I should back-track a little and just recap on what a higher-order function actually is. Simply put they are a function that accepts another function as a parameter or returns a function as its value.
A Contrived Example
I will now demonstrate these comprehensions in a more defined example. What better time to discuss basketball? Below I am creating a case class (which for this purpose saves me having to define getter and setters) for an individual player, and then creating the starting line-up for the Heat.
case class Player(name: String, position: String)
val heat = List(
Player("Mario Chamlers", "PG"),
Player("Dwayne Wade", "SG"),
Player("LeBron Jame", "SF"),
Player("Udonis Haslem", "PF"),
Player("Chris Bosh", "C")
)
With the lineup now ready I am now going to filter the players into their respective positions. As you can see below I have purposly used different means of producing the same result, but in regard to the centre only returning the first item. The two last examples use the discussed ‘withFilter’ method for the first time. When a filter is added, instead of running the familiar ‘filter’ method over all items at that time, a view (projection) is generated which returns a type-compatible wrapper around the collection. The wrapper allows Scala to delay evaluation of the condition until the last moment (lazy-evaluation). This makes it a feasible way of chaining multiple filters together without the fear of redudant iteration steps in-between.
val guards =
for (player <- heat if player.position endsWith "G")
yield player.name
val forwards = heat
.withFilter(_.position endsWith "F")
.map(_.name)
val centre = heat
.withFilter(player => player.position == "C")

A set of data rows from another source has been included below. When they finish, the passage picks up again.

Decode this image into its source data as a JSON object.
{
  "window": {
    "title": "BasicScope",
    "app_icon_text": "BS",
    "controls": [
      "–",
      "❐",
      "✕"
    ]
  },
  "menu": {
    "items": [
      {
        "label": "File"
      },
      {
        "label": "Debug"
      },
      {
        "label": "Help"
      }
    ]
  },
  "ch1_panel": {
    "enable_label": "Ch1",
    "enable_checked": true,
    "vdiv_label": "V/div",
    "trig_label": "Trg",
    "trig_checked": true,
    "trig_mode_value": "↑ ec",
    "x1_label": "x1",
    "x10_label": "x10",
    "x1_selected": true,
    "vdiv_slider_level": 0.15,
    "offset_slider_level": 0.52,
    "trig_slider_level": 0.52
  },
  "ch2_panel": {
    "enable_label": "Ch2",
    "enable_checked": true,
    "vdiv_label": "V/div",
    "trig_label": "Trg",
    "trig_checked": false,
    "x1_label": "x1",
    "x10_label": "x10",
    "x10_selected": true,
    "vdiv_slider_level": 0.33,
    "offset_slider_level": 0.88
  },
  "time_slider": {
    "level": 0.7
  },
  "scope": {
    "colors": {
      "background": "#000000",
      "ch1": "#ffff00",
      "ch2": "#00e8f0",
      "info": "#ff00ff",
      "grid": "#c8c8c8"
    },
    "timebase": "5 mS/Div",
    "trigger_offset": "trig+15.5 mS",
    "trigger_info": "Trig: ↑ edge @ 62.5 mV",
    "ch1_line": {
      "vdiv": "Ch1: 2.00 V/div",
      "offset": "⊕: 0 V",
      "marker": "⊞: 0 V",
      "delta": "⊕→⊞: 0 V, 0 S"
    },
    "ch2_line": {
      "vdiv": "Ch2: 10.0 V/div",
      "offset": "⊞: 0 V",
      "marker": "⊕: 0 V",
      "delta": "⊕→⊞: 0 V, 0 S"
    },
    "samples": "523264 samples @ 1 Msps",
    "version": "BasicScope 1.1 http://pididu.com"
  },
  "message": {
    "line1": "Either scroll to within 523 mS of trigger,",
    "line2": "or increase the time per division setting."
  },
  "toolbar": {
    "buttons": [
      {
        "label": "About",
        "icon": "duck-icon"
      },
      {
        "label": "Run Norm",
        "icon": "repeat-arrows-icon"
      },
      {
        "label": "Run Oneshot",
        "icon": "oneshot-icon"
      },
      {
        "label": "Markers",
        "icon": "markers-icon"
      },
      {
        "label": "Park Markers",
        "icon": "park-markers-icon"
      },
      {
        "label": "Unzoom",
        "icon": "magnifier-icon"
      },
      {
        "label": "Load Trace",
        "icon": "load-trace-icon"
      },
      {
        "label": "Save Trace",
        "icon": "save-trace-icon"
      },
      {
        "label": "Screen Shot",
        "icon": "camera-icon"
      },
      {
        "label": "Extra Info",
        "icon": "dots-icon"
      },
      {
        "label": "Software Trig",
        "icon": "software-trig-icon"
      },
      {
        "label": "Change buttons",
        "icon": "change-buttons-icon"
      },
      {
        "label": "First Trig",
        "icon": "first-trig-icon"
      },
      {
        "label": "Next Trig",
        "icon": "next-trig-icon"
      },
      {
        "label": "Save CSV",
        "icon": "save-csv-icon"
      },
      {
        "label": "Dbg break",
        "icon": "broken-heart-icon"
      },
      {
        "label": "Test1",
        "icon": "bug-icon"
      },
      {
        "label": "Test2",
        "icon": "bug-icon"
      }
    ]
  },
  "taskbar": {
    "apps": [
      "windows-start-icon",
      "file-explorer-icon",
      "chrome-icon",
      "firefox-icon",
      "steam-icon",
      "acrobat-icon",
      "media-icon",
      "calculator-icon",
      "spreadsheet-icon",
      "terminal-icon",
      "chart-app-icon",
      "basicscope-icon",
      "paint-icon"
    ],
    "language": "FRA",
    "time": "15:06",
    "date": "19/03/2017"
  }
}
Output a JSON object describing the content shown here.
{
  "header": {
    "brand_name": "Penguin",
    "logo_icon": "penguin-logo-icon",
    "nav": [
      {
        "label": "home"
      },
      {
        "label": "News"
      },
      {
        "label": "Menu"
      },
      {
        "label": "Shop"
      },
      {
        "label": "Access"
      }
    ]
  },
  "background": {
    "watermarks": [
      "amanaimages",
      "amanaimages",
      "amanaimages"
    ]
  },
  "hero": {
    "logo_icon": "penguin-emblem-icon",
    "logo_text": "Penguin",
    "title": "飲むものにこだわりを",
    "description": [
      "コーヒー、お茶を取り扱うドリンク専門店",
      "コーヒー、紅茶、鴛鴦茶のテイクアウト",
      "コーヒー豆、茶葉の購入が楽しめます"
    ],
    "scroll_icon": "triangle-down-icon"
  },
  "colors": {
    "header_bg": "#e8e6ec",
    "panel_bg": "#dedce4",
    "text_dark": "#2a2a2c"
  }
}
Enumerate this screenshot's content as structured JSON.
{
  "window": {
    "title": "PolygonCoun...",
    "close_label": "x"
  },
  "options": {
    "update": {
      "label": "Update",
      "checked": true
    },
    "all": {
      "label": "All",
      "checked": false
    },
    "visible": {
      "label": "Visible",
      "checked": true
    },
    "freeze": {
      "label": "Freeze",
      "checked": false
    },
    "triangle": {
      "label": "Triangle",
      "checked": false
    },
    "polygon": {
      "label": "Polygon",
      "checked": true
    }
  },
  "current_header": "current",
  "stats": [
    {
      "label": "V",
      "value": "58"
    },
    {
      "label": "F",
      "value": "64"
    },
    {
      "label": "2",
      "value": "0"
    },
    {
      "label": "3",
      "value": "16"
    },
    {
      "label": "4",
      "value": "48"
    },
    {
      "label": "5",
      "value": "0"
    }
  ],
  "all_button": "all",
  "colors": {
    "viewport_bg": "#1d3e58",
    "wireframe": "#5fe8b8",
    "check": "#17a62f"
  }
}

.map(player => player.name)
.head
Now that we know the team, it is time to generate some game statistics to work with. Below I am using a for-comprehension to create an empty score-sheet (player name and score tuples), which I then call ‘map’ on to return random point totals for three different games. All three examples highlight different ways to use a tuple in a map context and then return the game statistics. To tally up the results for all the games we concatenate the collections together and then use the ‘groupBy’ method (similar in-kind to SQL) on the player’s name. From this step we map these names to the total summation of the player’s game scores.
val scoreSheet = for (Player(name, _) <- heat) yield (name, 0)
def points = util.Random.nextInt(30)
val vsThunder = scoreSheet map { case (p, _) => (p, points) }
val vsCeltics = scoreSheet map { s => (s._1, points) }
val vsLakers = scoreSheet map { sheet => val (p, _) = sheet; (p, points) }
val totalScores = (vsThunder ++ vsCeltics ++ vsLakers)
.groupBy(_._1)
.mapValues(_.map(_._2).sum)
// Map(Mario Chamlers -> 38, Udonis Haslem -> 32, LeBron Jame -> 72, Chris Bosh -> 52, Dwayne Wade -> 44)
Finally I wish to display the point totals in an easy to read format. Returned from our total scores computation is a Map which I would now like to be sorted by the total score. As a basic Map does not have a total order we must convert it into a list and then once sucessfully sorted clean up the output to display neatly.
totalScores
.toList
.sortBy(_._2) // sort by ASC score
.map { case (p, s) => p + " [" + s + "]" }
.mkString("\n")
// Udonis Haslem [32]
// Mario Chamlers [38]
// Dwayne Wade [44]
// Chris Bosh [52]
// LeBron Jame [72]